To complicate matters, this department of 389,000 people is divided into white, black, green and scarlet Périgord. White Périgord is so called because of its quicklime factories. The first constituency, population 105,000, where Peyrat is standing, is the poorest part of the department.

Peyrat is from black Périgord, named for its truffles. He has been mayor of his home village, La Roque-Gageac, since 1995. But the 60km that separate La Roque-Gageac from Périgueux, added to his Parisian manners, make Peyrat almost a foreigner here, one reason why Guéna's support is so precious.

At a debate in Périgueux this week, Deguilhem, Peyrat's socialist opponent, boasted that unlike Peyrat, he is from white Périgord. "That's racism!" Peyrat countered. "I am Périgourdin!"

Deguilhem played for the local rugby team and teaches physical education. Like Peyrat, he enjoys a reputation for bonhomie. But his seizure of the nomination from an older, outgoing socialist candidate created rancour that could help Peyrat.

If elected, Deguilhem says he will propose a law limiting genetically modified organisms in agriculture.
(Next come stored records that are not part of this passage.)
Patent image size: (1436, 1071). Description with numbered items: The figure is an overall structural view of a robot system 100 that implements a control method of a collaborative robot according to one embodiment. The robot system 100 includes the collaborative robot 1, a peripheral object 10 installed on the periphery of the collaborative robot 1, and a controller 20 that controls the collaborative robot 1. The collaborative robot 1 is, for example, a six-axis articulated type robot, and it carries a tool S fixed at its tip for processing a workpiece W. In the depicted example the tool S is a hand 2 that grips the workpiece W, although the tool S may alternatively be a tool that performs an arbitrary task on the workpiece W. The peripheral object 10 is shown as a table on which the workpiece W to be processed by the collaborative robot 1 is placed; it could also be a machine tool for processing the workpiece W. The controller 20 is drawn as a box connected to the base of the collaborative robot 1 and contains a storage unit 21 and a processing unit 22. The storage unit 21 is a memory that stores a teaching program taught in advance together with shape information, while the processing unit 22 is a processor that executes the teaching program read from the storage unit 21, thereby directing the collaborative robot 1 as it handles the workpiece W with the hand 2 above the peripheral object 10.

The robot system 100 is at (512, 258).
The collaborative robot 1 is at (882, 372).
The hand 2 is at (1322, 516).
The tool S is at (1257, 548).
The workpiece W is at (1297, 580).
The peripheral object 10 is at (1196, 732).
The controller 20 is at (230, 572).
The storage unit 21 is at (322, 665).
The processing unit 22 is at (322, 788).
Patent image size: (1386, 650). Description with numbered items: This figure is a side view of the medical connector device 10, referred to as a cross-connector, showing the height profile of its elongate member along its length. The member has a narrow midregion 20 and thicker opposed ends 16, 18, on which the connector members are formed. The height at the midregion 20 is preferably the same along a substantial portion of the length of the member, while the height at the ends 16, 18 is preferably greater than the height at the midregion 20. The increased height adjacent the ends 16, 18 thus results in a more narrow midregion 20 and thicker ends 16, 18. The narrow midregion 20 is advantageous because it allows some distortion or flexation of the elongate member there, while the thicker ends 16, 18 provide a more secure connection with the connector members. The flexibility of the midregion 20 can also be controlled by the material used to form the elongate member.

The region's shoe and furniture industries have been decimated by outsourcing. Peyrat says his priority will be to attract entrepreneurs, and "to pass laws that prevent businessmen being terrorised by regulations".

To improve the region's tourist industry, he proposes cutting the journey time of the high-speed TGV train from Paris to nearby Bordeaux, and building a motorway from Périgueux to Limoges.

A lawyer named Pierre Gaillard takes Peyrat around to meet local notables. "He's a rascal, but he's my friend," Gaillard repeats.

So why should the Périgourdins vote Peyrat? "We have a right-wing president, and a right-wing assembly. Our candidate is close to Sarkozy. If we want something, we'll be heard."